Last month, a RAMP admin known as ‘Orange’ or ‘boriselcin’ and who ran the “Groove” site, published a post calling on threat actors to attack the USA.
After the media covered this post, including BleepingComputer, the Groove actor claimed that the operation was fake from the beginning and was created to troll and manipulate the media and security researchers.
Security researchers from McAfee and Intel 471 believe that this is likely just the threat actor trying to cover up the fact that the actor’s attempted ransomware-as-a-service did not work as planned.
Hoax or not the infrastructure linked to Groove hosted data linked to at least a US police department and a NBA baseball team, so the victims are real.
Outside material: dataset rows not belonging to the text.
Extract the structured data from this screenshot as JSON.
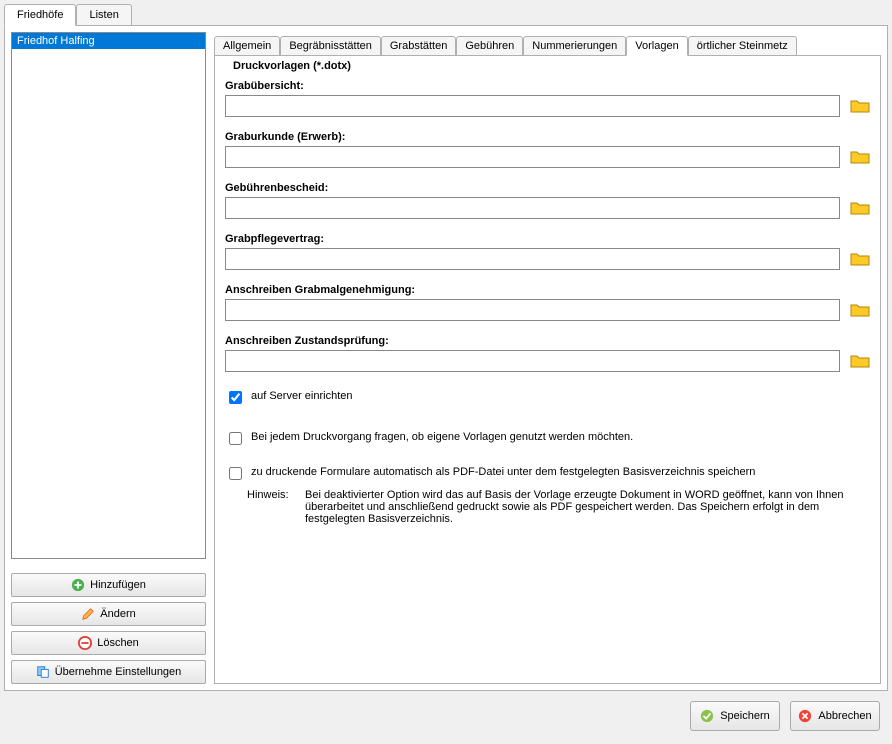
{
  "outerTabs": {
    "t0": "Friedhöfe",
    "t1": "Listen"
  },
  "list": {
    "item0": "Friedhof Halfing"
  },
  "sideButtons": {
    "add": "Hinzufügen",
    "edit": "Ändern",
    "delete": "Löschen",
    "adopt": "Übernehme Einstellungen"
  },
  "innerTabs": {
    "t0": "Allgemein",
    "t1": "Begräbnisstätten",
    "t2": "Grabstätten",
    "t3": "Gebühren",
    "t4": "Nummerierungen",
    "t5": "Vorlagen",
    "t6": "örtlicher Steinmetz"
  },
  "group": {
    "heading": "Druckvorlagen (*.dotx)"
  },
  "fields": {
    "f1": {
      "label": "Grabübersicht:",
      "value": ""
    },
    "f2": {
      "label": "Graburkunde (Erwerb):",
      "value": ""
    },
    "f3": {
      "label": "Gebührenbescheid:",
      "value": ""
    },
    "f4": {
      "label": "Grabpflegevertrag:",
      "value": ""
    },
    "f5": {
      "label": "Anschreiben Grabmalgenehmigung:",
      "value": ""
    },
    "f6": {
      "label": "Anschreiben Zustandsprüfung:",
      "value": ""
    }
  },
  "checkboxes": {
    "c1": "auf Server einrichten",
    "c2": "Bei jedem Druckvorgang fragen, ob eigene Vorlagen genutzt werden möchten.",
    "c3": "zu druckende Formulare automatisch als PDF-Datei unter dem festgelegten Basisverzeichnis speichern"
  },
  "hinweis": {
    "label": "Hinweis:",
    "text": "Bei deaktivierter Option wird das auf Basis der Vorlage erzeugte Dokument in WORD geöffnet, kann von Ihnen überarbeitet und anschließend gedruckt sowie als PDF gespeichert werden. Das Speichern erfolgt in dem festgelegten Basisverzeichnis."
  },
  "actions": {
    "save": "Speichern",
    "cancel": "Abbrechen"
  }
}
As the pressure increases on Ransomware actors we can expect more elaborate excuses, but in the end the evidence remains.
Due to this, the RAMP admin’s prior actions require us to treat anything they say with some skepticism.
However, the Conti ransomware operation recently posted to the RAMP forum to recruit affiliates and buy initial access to networks. In a screenshot shared with BleepingComputer, the gang says they normally only work with Russian-speaking hackers but are making an exception for Chinese-speaking threat actors out of respect for the RAMP admin.
“This ad is in Russian, because we only work with Russian speakers. BUT, out of respect for the admin, we will make an exception for Sino-speaking users and even translate this message in Chinese (you can even duplicate it in Mandarin and Canotonese!)”- Conti ransomware operation.
As such, it does appear that the RAMP forum is actively inviting Chinese-speaking threat actors to participate in conversations and attacks.
Now that RAMP is back online, it appears to be steadily growing, despite the DDOSing waves it had sustained soon after its launch.
RAMP was set up last summer by a core member of the original Babuk ransomware gang, aiming to serve as a new place to leak valuable data stolen from cyberattacks and recruit ransomware affiliates.
A notable case of such a leak came in September when a RAMP admin posted 498,908 Fortinet VPN credentials to access 12,856 devices on various corporate networks.
While many of these credentials were old, security researchers stated that many of the credentials were still valid and allowed the RAMP forum to build a reputation in the field.
Flashpoint reports that RAMP has reached its third iteration, using a new .onion domain and is requiring all former users to re-register.
Update 11/17/21: This article originally said that members do not need to verify themselves. This was a temporary situation, and they still need verification.